In 1996, Liberal candidate Bill Barisoff defeated the New Democratic Party candidate by just 27 votes to win the riding of Okanagan Boundary.
Voter turnout in that riding in 1996 was 75.05 per cent.
This means that if a few more voters had cast their ballots, the outcome could have been different. In 2005, Liberal candidate Lorne Mayencourt won the riding of Vancouver-Burrard in a close finish, defeating New Democratic Party candidate Tim Stevenson by only 11 votes.
Only 51.95 per cent of voters in the riding cast their ballots that year.
If a few more voters had participated, the seat may have had a different outcome.
At the municipal level, the 2018 mayoral election in Peachland was even closer.
Incumbent Cindy Fortin and challenger Harry Gough each received the same number of votes.
After a recount, the winner was finally decided by a draw.

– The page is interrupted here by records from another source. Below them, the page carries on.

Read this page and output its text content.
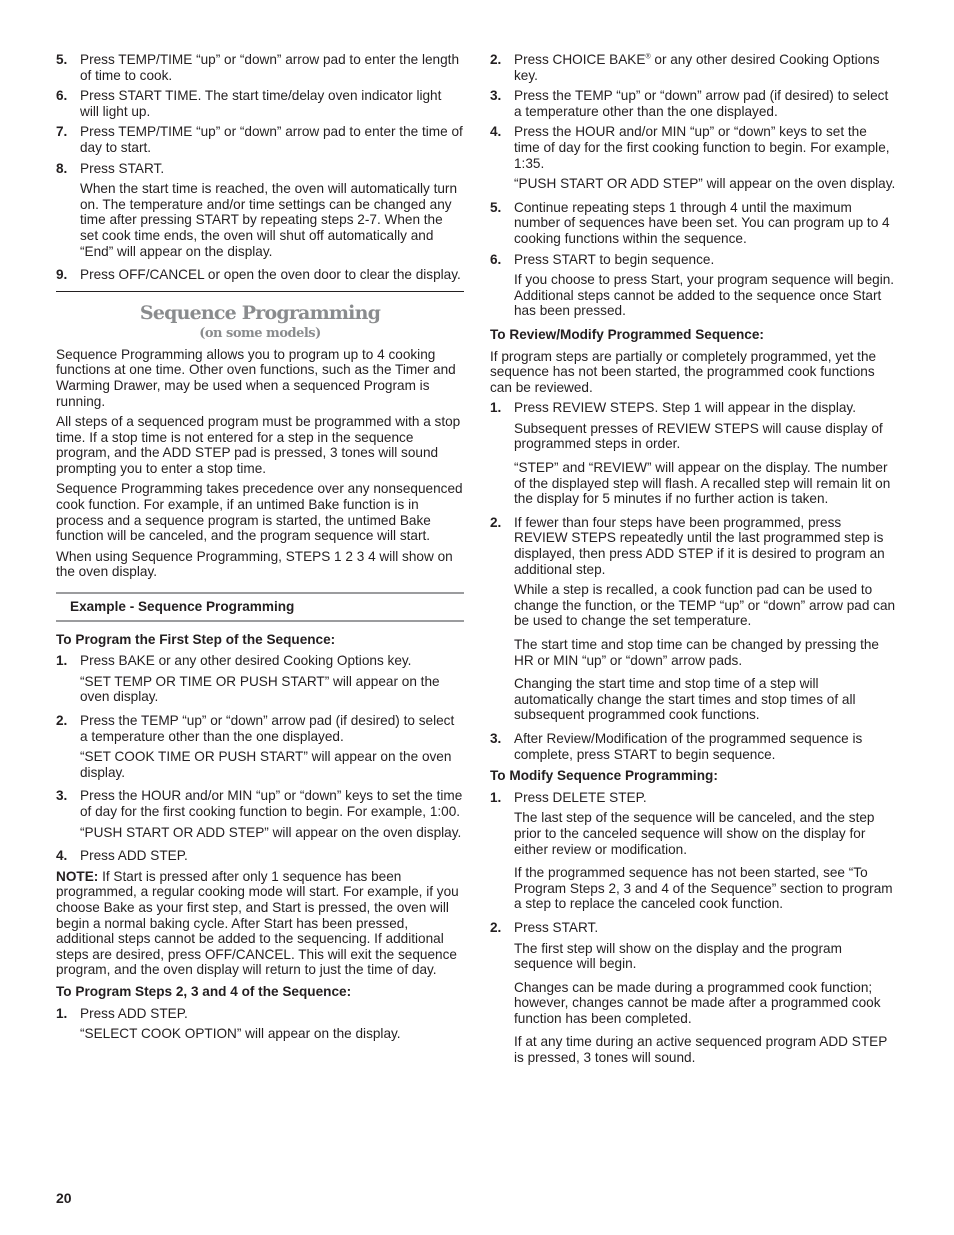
5. Press TEMP/TIME “up” or “down” arrow pad to enter the length of time to cook.
6. Press START TIME. The start time/delay oven indicator light will light up.
7. Press TEMP/TIME “up” or “down” arrow pad to enter the time of day to start.
8. Press START.

When the start time is reached, the oven will automatically turn on. The temperature and/or time settings can be changed any time after pressing START by repeating steps 2-7. When the set cook time ends, the oven will shut off automatically and “End” will appear on the display.

9. Press OFF/CANCEL or open the oven door to clear the display.
Sequence Programming
(on some models)

Sequence Programming allows you to program up to 4 cooking functions at one time. Other oven functions, such as the Timer and Warming Drawer, may be used when a sequenced Program is running.

All steps of a sequenced program must be programmed with a stop time. If a stop time is not entered for a step in the sequence program, and the ADD STEP pad is pressed, 3 tones will sound prompting you to enter a stop time.

Sequence Programming takes precedence over any nonsequenced cook function. For example, if an untimed Bake function is in process and a sequence program is started, the untimed Bake function will be canceled, and the program sequence will start.

When using Sequence Programming, STEPS 1 2 3 4 will show on the oven display.

Example - Sequence Programming
To Program the First Step of the Sequence:
1. Press BAKE or any other desired Cooking Options key.

“SET TEMP OR TIME OR PUSH START” will appear on the oven display.

2. Press the TEMP “up” or “down” arrow pad (if desired) to select a temperature other than the one displayed.

“SET COOK TIME OR PUSH START” will appear on the oven display.

3. Press the HOUR and/or MIN “up” or “down” keys to set the time of day for the first cooking function to begin. For example, 1:00.

“PUSH START OR ADD STEP” will appear on the oven display.

4. Press ADD STEP.

NOTE: If Start is pressed after only 1 sequence has been programmed, a regular cooking mode will start. For example, if you choose Bake as your first step, and Start is pressed, the oven will begin a normal baking cycle. After Start has been pressed, additional steps cannot be added to the sequencing. If additional steps are desired, press OFF/CANCEL. This will exit the sequence program, and the oven display will return to just the time of day.

To Program Steps 2, 3 and 4 of the Sequence:
1. Press ADD STEP.

“SELECT COOK OPTION” will appear on the display.

2. Press CHOICE BAKE® or any other desired Cooking Options key.
3. Press the TEMP “up” or “down” arrow pad (if desired) to select a temperature other than the one displayed.
4. Press the HOUR and/or MIN “up” or “down” keys to set the time of day for the first cooking function to begin. For example, 1:35.

“PUSH START OR ADD STEP” will appear on the oven display.

5. Continue repeating steps 1 through 4 until the maximum number of sequences have been set. You can program up to 4 cooking functions within the sequence.
6. Press START to begin sequence.

If you choose to press Start, your program sequence will begin. Additional steps cannot be added to the sequence once Start has been pressed.

To Review/Modify Programmed Sequence:

If program steps are partially or completely programmed, yet the sequence has not been started, the programmed cook functions can be reviewed.

1. Press REVIEW STEPS. Step 1 will appear in the display.

Subsequent presses of REVIEW STEPS will cause display of programmed steps in order.

“STEP” and “REVIEW” will appear on the display. The number of the displayed step will flash. A recalled step will remain lit on the display for 5 minutes if no further action is taken.

2. If fewer than four steps have been programmed, press REVIEW STEPS repeatedly until the last programmed step is displayed, then press ADD STEP if it is desired to program an additional step.

While a step is recalled, a cook function pad can be used to change the function, or the TEMP “up” or “down” arrow pad can be used to change the set temperature.

The start time and stop time can be changed by pressing the HR or MIN “up” or “down” arrow pads.

Changing the start time and stop time of a step will automatically change the start times and stop times of all subsequent programmed cook functions.

3. After Review/Modification of the programmed sequence is complete, press START to begin sequence.
To Modify Sequence Programming:
1. Press DELETE STEP.

The last step of the sequence will be canceled, and the step prior to the canceled sequence will show on the display for either review or modification.

If the programmed sequence has not been started, see “To Program Steps 2, 3 and 4 of the Sequence” section to program a step to replace the canceled cook function.

2. Press START.

The first step will show on the display and the program sequence will begin.

Changes can be made during a programmed cook function; however, changes cannot be made after a programmed cook function has been completed.

If at any time during an active sequenced program ADD STEP is pressed, 3 tones will sound.

20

Just one more voter could have affected the outcome. Peachland’s voter turnout in the 2018 municipal election was just 52 per cent.
Elsewhere in Canada, other elections at the federal, provincial and municipal levels have been decided by a handful of votes.
Some candidates have won by a single vote.
At other times, election races were decided when the election officer for a riding had to cast the deciding vote because of a tie.
When elections can be this close, every vote matters.
But not every eligible voter will cast a ballot.
In the last provincial election, voter turnout was 61.2 per cent.
Roughly two out of five eligible voters didn’t participate in the election process.
If voter participation were to increase even slightly, the outcome of the election could change. What happens in this provincial election will affect the direction our province will take in the coming years.
The decision made by our voters will affect what happens next.
Your vote could be the deciding factor in this election. Your vote matters.